[22.00] THE MOTIVATED STAGE
This is the time when you look at the bottom right of the computer screen and think, “Fuck. Okay no more Facebook or chitchat I really gotta work.” And then you proceed to plug in earphones, thinking that you’ll work for a solid five hours, get shit done, then get a couple hours of sleep before review. Yea well trying to plan last minute is always nice. At least you thought about planning.

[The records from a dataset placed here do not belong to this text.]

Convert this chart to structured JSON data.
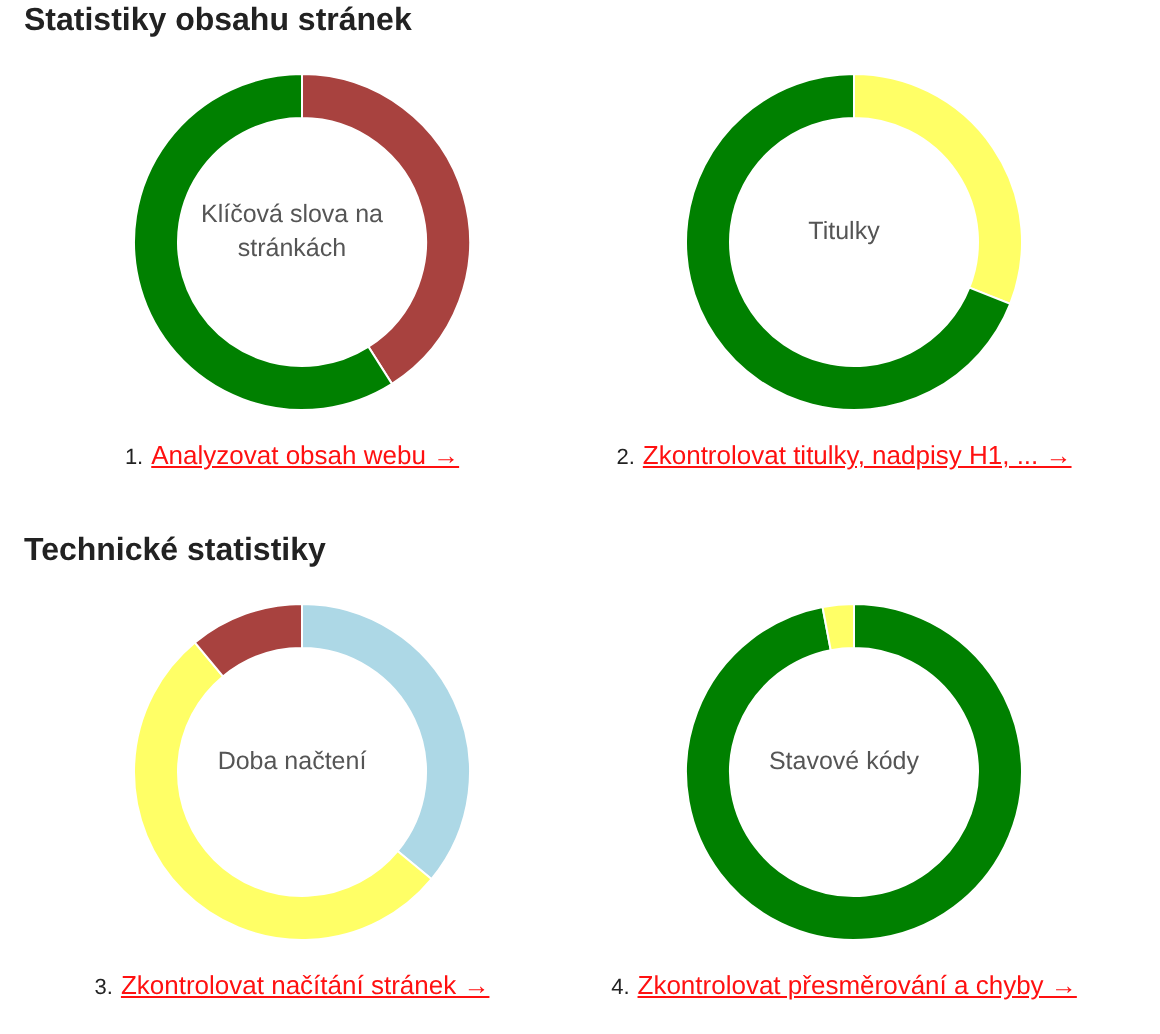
{
  "chart_data": [
    {
      "type": "donut",
      "title": "Statistiky obsahu stránek",
      "categories": [
        null,
        null
      ],
      "values": [
        41,
        59
      ],
      "colors": [
        "#a8423f",
        "#008000"
      ],
      "annotations": [
        "Klíčová slova na stránkách",
        "1.",
        "Analyzovat obsah webu →"
      ]
    },
    {
      "type": "donut",
      "categories": [
        null,
        null
      ],
      "values": [
        31,
        69
      ],
      "colors": [
        "#ffff66",
        "#008000"
      ],
      "annotations": [
        "Titulky",
        "2.",
        "Zkontrolovat titulky, nadpisy H1, ... →"
      ]
    },
    {
      "type": "donut",
      "title": "Technické statistiky",
      "categories": [
        null,
        null,
        null
      ],
      "values": [
        36,
        53,
        11
      ],
      "colors": [
        "#add8e6",
        "#ffff66",
        "#a8423f"
      ],
      "annotations": [
        "Doba načtení",
        "3.",
        "Zkontrolovat načítání stránek →"
      ]
    },
    {
      "type": "donut",
      "categories": [
        null,
        null
      ],
      "values": [
        97,
        3
      ],
      "colors": [
        "#008000",
        "#ffff66"
      ],
      "annotations": [
        "Stavové kódy",
        "4.",
        "Zkontrolovat přesměrování a chyby →"
      ]
    }
  ]
}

[00.00] THE DISTRACTED STAGE
Okay, for some reason everything except work started popping up on your screen for quite a while before you realised. Now that’s funny. Maybe switching off the Wi-fi is a good idea? Or maybe you should just move into a corner and stay away from your friends? Or maybe both.
[01.30] THE HUNGRY STAGE
You swore to God that you were going to work properly again after that ‘brief’ break of distractions. But how is one supposed to work without energy right? Absolutely. This calls for the instant look-up of the long list of 24 hour takeaway numbers you have stored in your phone. You take like 15 minutes checking out every place, which is, obviously, reasonable. If you’re going to order food might as well take a quarter of an hour doing it right? I mean, even though you know you’re going to end up ordering McDonald’s anyways cause you’re a cheap Architecture student … looking at all the potential menus do not hurt. Totally not a waste of time.
[02.00] THE HYPER STAGE
You’ve finally rounded up people like you around studio, got food ordered, how can life get any better?! Knowing you’ve got fat, greasy, savoury food on the way makes you supremely happy for some reason, and regardless of how annoyed your neighbours look you let your music loose. If you are lucky you have an equally
terrible wonderful friend who will accompany you. For the next hour or so, you remain super happy.
[03.00] THE FOOD-COMA STAGE
Food came, you are full, and oh my God life is good. Now all you need is a nap … No no wait what? You still have half the model left and panel unfinished? You lazy little …. zzzz ….
[04.00] THE BRAIN-DEAD STAGE
You dragged your sleepy brain to the vending machine and shoved some caffeine down your gullet. Much better. Brain not functioning. Hands are now though. Good job, start cutting that cardboard. Yes right hand I’m talking to you.
[05.00] THE MACHINE-WORK-MODE STAGE
Continuous caffeine really worked its way through your system. Brain power has been sufficiently revived to prevent drooling and other such zombie-like symptoms. POWER HOUR.
[06.00] THE BELIEVE-YOU-ARE-ALMOST-DONE STAGE
Worked like a dog, getting tired, but hanging in there with the belief that you’re almost done. And as you start believing it, you start snickering at your friends because you think can you nap in half an hour. By 0700 you realise it wasn’t a good idea to slack cause… well… you’re not done yet.
[08.00] THE OMG-I-AM-ACTUALLY-ALMOST-DONE-LET’S-GET-BREAKFAST STAGE
You realised you stopped working because you thought you were ‘almost done’, but picking up the pace did get the work done eventually. Thank God. And everyone else is really kinda done or gave up at this stage, so you happy bunch head down to grab a bite together.
[10.00] THE TIME-FOR-REVIEW STAGE
You’ve tried your best *cough cough* and it is review time. You have managed to pin up on time and you are glad that your normal dress code is forever the classic architect’s monochrome because you did not shower or change. All is well. You sit tight for an hour or two until it is your turn to proudly show off your hard work. And what do you say? You take two minutes and say, “Well good morning I’m just going to keep things simple so this is my project … and it does this … and this is my concept … and this was how I was inspired … and thank you for listening that’s it.” Well. Short and sweet is the way to go.